Audit Flagged: Digital Broadcaster’s Role-Based Access Controls Break Down

The Challenge

In early 2025, a national digital broadcaster underwent a scheduled audit of its information systems and access management practices. What began as a routine review quickly revealed major weaknesses. The audit found that several privileged accounts belonging to former staff remained active months after their departure. Department heads were unaware that these accounts still had access to editorial archives, internal analytics, and live content management systems. The findings showed that access permissions had not been formally reviewed in over a year.

The lapse occurred because the company’s user management relied heavily on manual approvals and emails between departments. Human resources and IT systems were not synchronized, meaning that when employees left or changed roles, access privileges often remained unchanged. The audit also found that contractors and freelancers retained permissions long after their assignments had ended. This over-permissioning created significant insider risk and exposed the company to potential data leaks.

Regulators noted that such deficiencies violated compliance expectations under Canadian privacy and broadcasting standards. Internal stakeholders feared reputational damage if the issue became public.

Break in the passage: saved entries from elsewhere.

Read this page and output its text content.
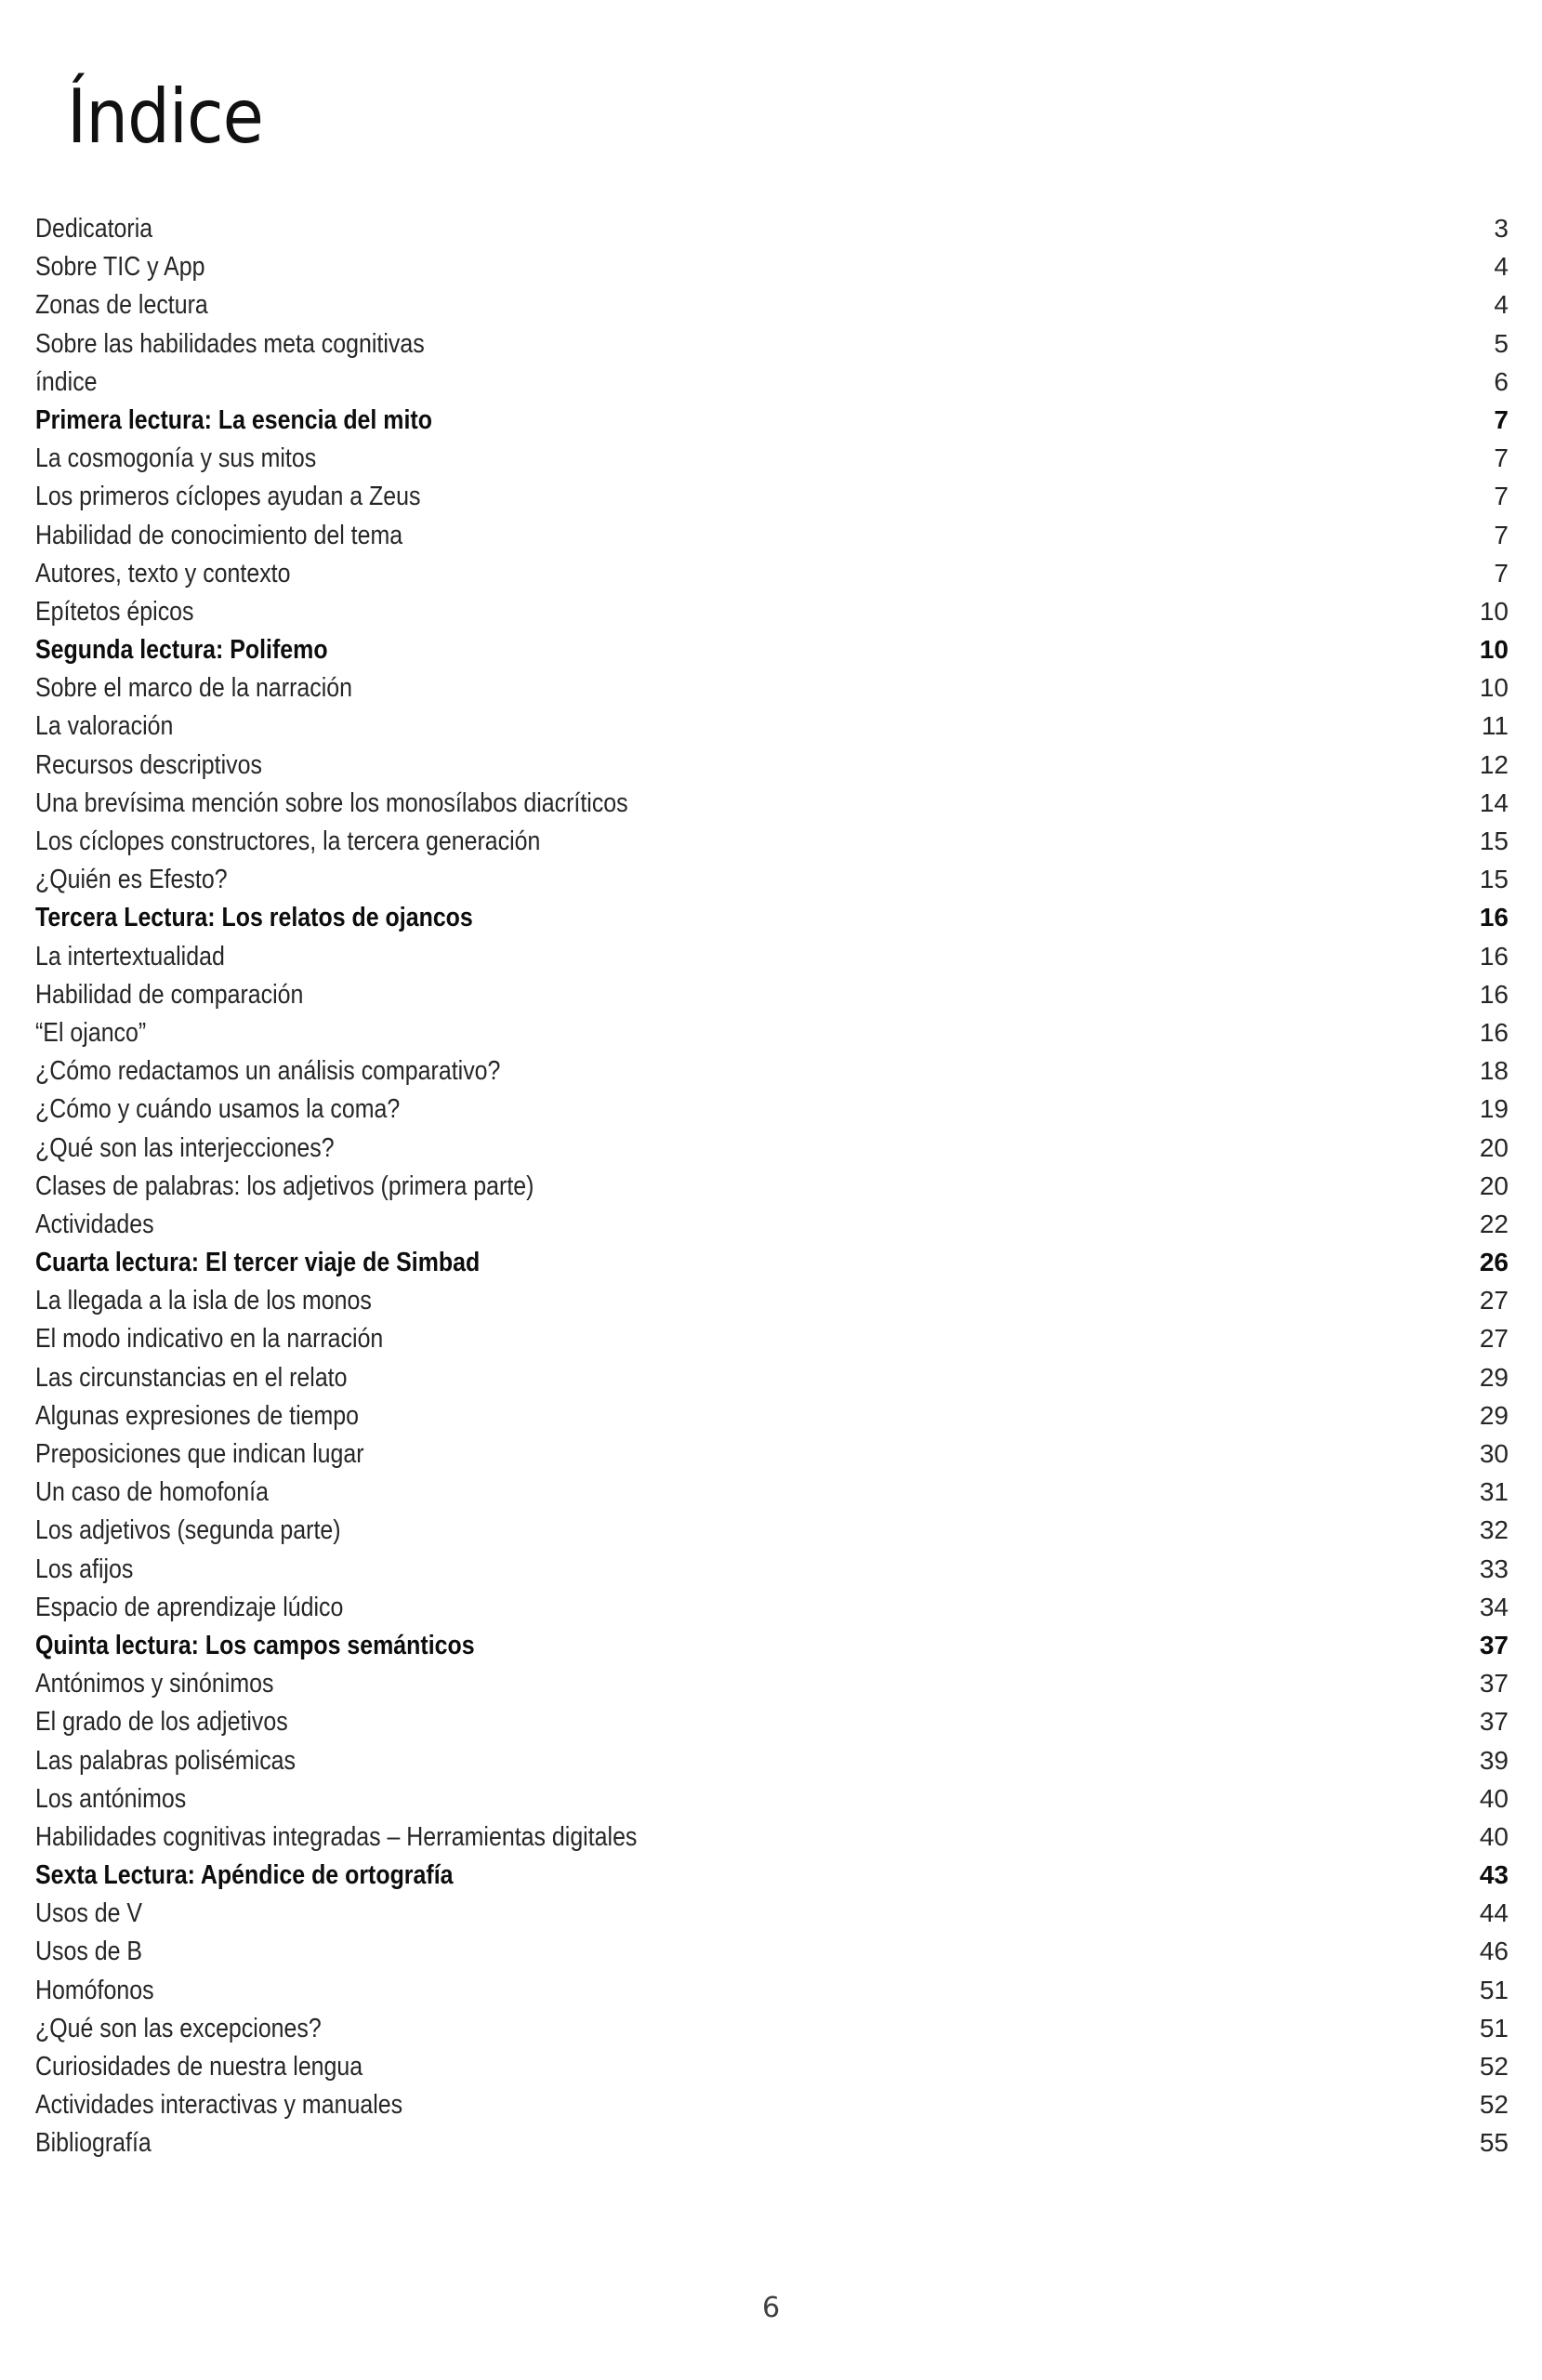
Índice
Dedicatoria	3
Sobre TIC y App	4
Zonas de lectura	4
Sobre las habilidades meta cognitivas	5
índice	6
Primera lectura: La esencia del mito	7
La cosmogonía y sus mitos	7
Los primeros cíclopes ayudan a Zeus	7
Habilidad de conocimiento del tema	7
Autores, texto y contexto	7
Epítetos épicos	10
Segunda lectura: Polifemo	10
Sobre el marco de la narración	10
La valoración	11
Recursos descriptivos	12
Una brevísima mención sobre los monosílabos diacríticos	14
Los cíclopes constructores, la tercera generación	15
¿Quién es Efesto?	15
Tercera Lectura: Los relatos de ojancos	16
La intertextualidad	16
Habilidad de comparación	16
“El ojanco”	16
¿Cómo redactamos un análisis comparativo?	18
¿Cómo y cuándo usamos la coma?	19
¿Qué son las interjecciones?	20
Clases de palabras: los adjetivos (primera parte)	20
Actividades	22
Cuarta lectura: El tercer viaje de Simbad	26
La llegada a la isla de los monos	27
El modo indicativo en la narración	27
Las circunstancias en el relato	29
Algunas expresiones de tiempo	29
Preposiciones que indican lugar	30
Un caso de homofonía	31
Los adjetivos (segunda parte)	32
Los afijos	33
Espacio de aprendizaje lúdico	34
Quinta lectura: Los campos semánticos	37
Antónimos y sinónimos	37
El grado de los adjetivos	37
Las palabras polisémicas	39
Los antónimos	40
Habilidades cognitivas integradas – Herramientas digitales	40
Sexta Lectura: Apéndice de ortografía	43
Usos de V	44
Usos de B	46
Homófonos	51
¿Qué son las excepciones?	51
Curiosidades de nuestra lengua	52
Actividades interactivas y manuales	52
Bibliografía	55
6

The broadcaster’s leadership needed a rapid, comprehensive fix that restored compliance and rebuilt confidence across teams.

Our Solution

Our firm was brought in to design and implement a modernized access governance program. The first step was to revoke all outdated accounts and enforce the principle of least privilege. We deployed a centralized identity and access management platform that automatically synchronized with human resources systems to disable access as soon as an employee or contractor left the organization.

We introduced quarterly access certification reviews and created dashboards to give system owners visibility into privilege assignments. Automated alerts were configured to flag anomalies, such as unused elevated accounts or repeated login attempts from unexpected locations. To ensure accountability, department leads were assigned formal responsibility for access oversight, supported by internal audit and compliance teams.

Finally, we developed policies to require role-based access models for all business-critical applications and implemented mandatory annual training on access governance. These measures not only reduced insider threat risks but also prepared the company for upcoming digital compliance audits.

The Value

The broadcaster successfully avoided compliance penalties by addressing the audit findings before the regulator’s follow-up inspection. By instituting automated access controls and continuous monitoring, the company significantly reduced insider risk and improved transparency across departments. Staff confidence in IT governance rose, and external auditors confirmed full remediation. The organization also saved an estimated one hundred and twenty thousand dollars in potential fines and manual remediation costs.

Implementation Roadmap

1. Revoke outdated access credentials and enforce least privilege policies.

2. Integrate access management systems with HR databases for automated deprovisioning.

3. Conduct quarterly access reviews for all privileged accounts.

4. Enable real-time monitoring dashboards for system owners.

5. Train department leads and staff on access governance responsibilities.